Sebagai penulis, Marga T mendisiplinkan diri dengan menghabiskan waktu empat hingga lima jam sehari untuk mengarang. Dia juga disiplin membaca, apa saja dari segala macam pengarang.
Novelnya yang paling mutakhir, Sekuntum Nozomi, terbit pada 2004, mengangkat kisah seputar tragedi Mei 1998 yang menelan banyak korban khususnya di kalangan kaum perempuan keturunan Tionghoa.
Marga T adalah dokter lulusan Universitas Trisakti, Jakarta, pengetahuannya yang mendalam di seputar medis memberikan warna khas pada kisah tokoh tokohnya.

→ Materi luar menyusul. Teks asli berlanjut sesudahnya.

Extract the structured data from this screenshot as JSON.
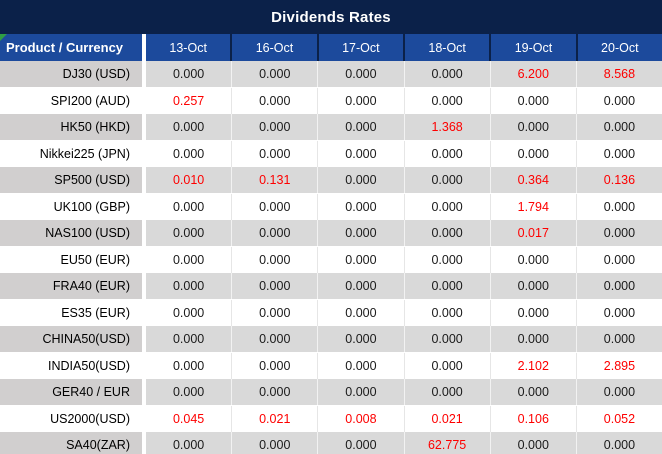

Meski sukses dan mashur namanya, Marga T adalah penulis yang merasa nyaman di balik layar. Sama seperti Mira Wijaya alias Mira W yang juga enggan terekspos. Keduanya dikenal sebagai novelis yang produktif.
Selain trilogi Kampus Biru karya Ashadi Siregar (Cintaku di kampus Biru – Kugapai Cintamu dan Terminal Cinta Terakhir) novel novel dari Marga T saya selesaikan dan sangat berkesan pada masa SMA saya.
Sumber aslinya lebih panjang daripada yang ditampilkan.